The starting point of all this process started was the foundation of schema.org, the de-facto standard for Linked Data development, developed by and for search engines.  While structured data implemented through Schema is a critical element for successful SEO campaigns; to enable a brand to resonate via Google’s search results, it becomes crucial to leverage open linked data standards.

Why Semantic Open Data are Relevant for SEO Today

Semantic Open Data are the foundation of the Semantic Web and make a Knowledge Graph possible.

Following an EU regulation introduced first in France, Google used structured data as implicit consent for content to become open on the web. In short, structured data enable publishers and content creators to have wider control over their content and how they want Google to repurpose it in its search results (read structured data as an opt-in mechanism for rich results).

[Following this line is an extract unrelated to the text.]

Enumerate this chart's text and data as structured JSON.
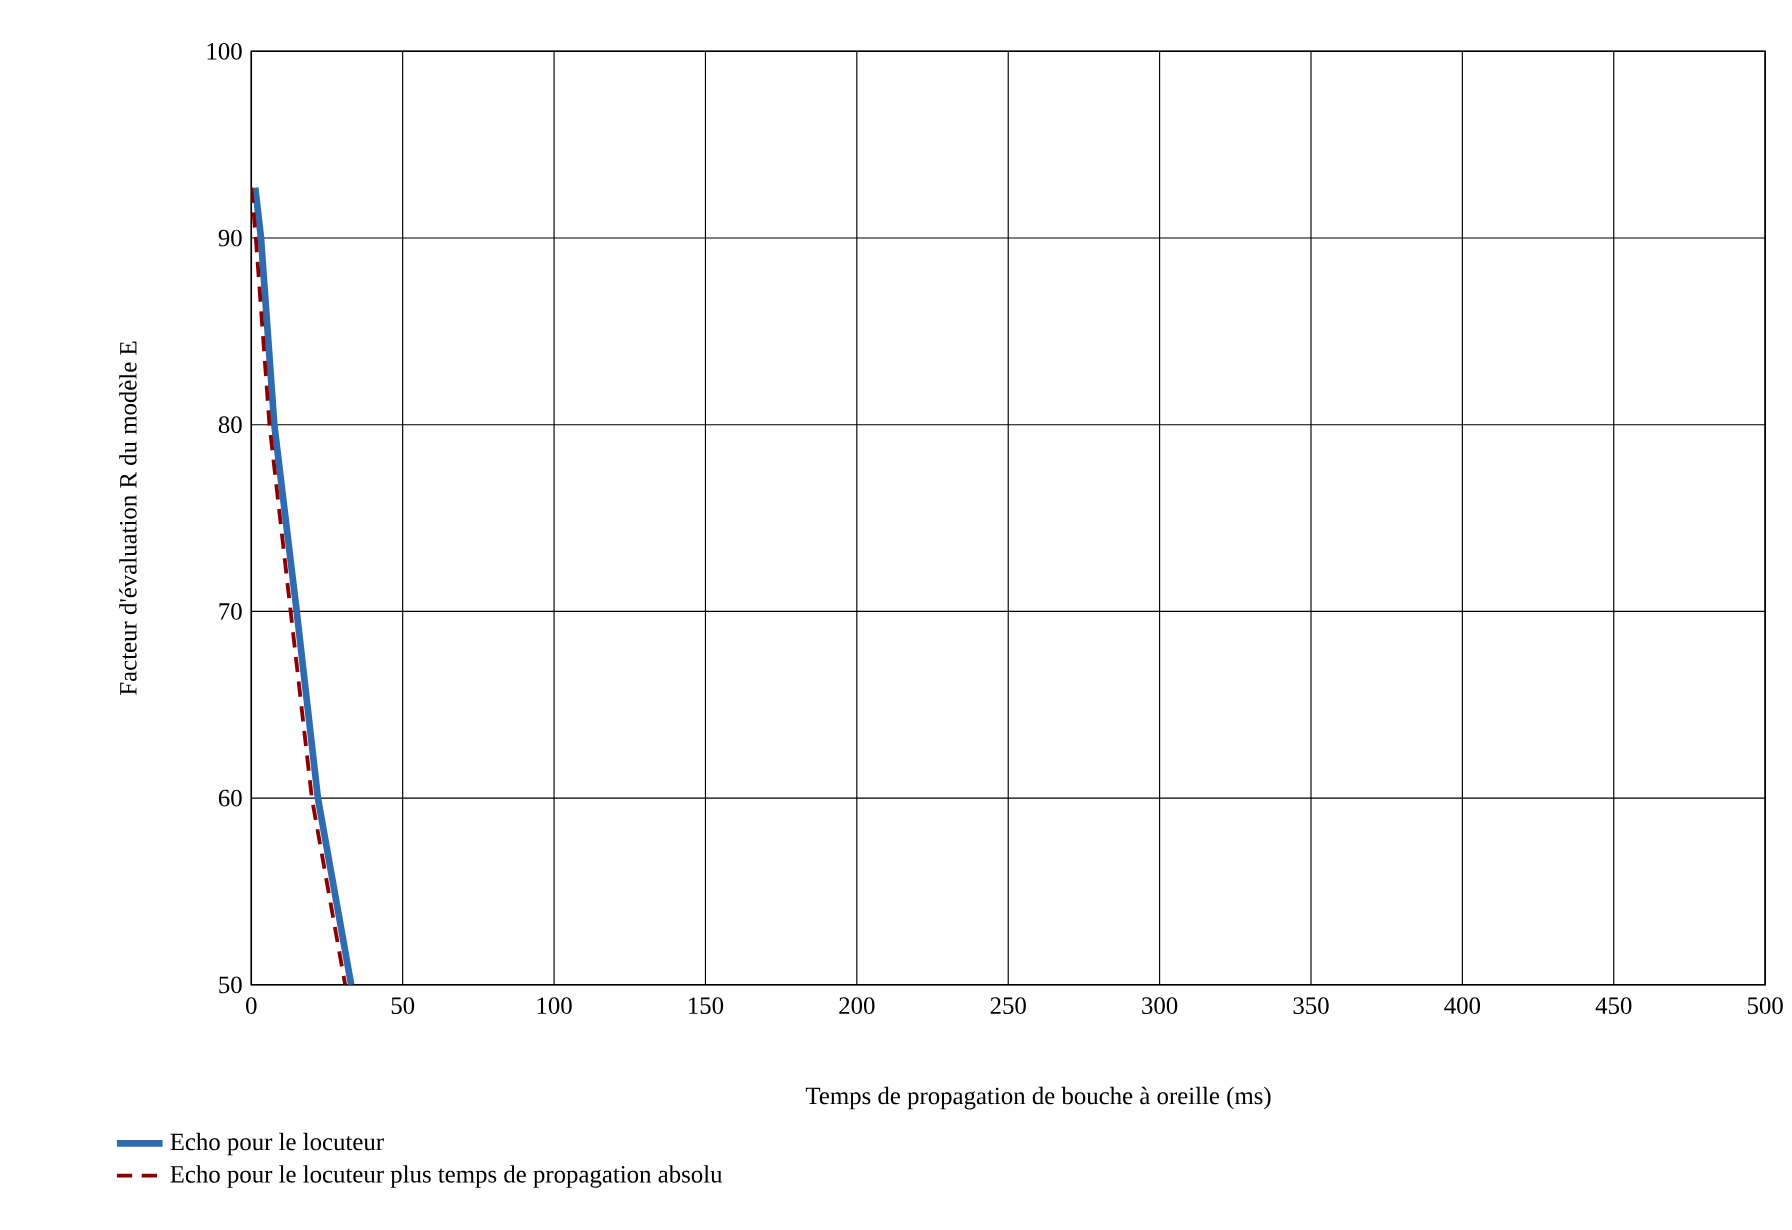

Thus, schema.org and structured data become a wider mechanism than what we see from rich results. They enable publishers of content to have:

  • wider visibility for their brand
  • more control over their content.

The rise of synthetic queries

Another key element is given by the fact that Google uses structured data to generate queries in its Knowledge Graph. What Bill Slawski called synthetic query, as we discussed in the interview with him here. What that means is that if Google doesn’t have enough volume on a query, it might still create it by scraping structured data.

Therefore, you can generate demand for your own brand by using structured data.

Structured Data and Voice Assistants

With Speakable Schema Markup it’s possible to prompt answers within the Google Assistant, which are fetched from website content, thus making the content prone to be reused within Google Assistants.

Now it’s possible also to claim Actions from the structured data provided from the content of a website, which makes it possible to build custom experiences within the voice assistants.

All the above is possible by enabling within the structured data, the Linked Open Data Standard, and create your Knowledge Graph.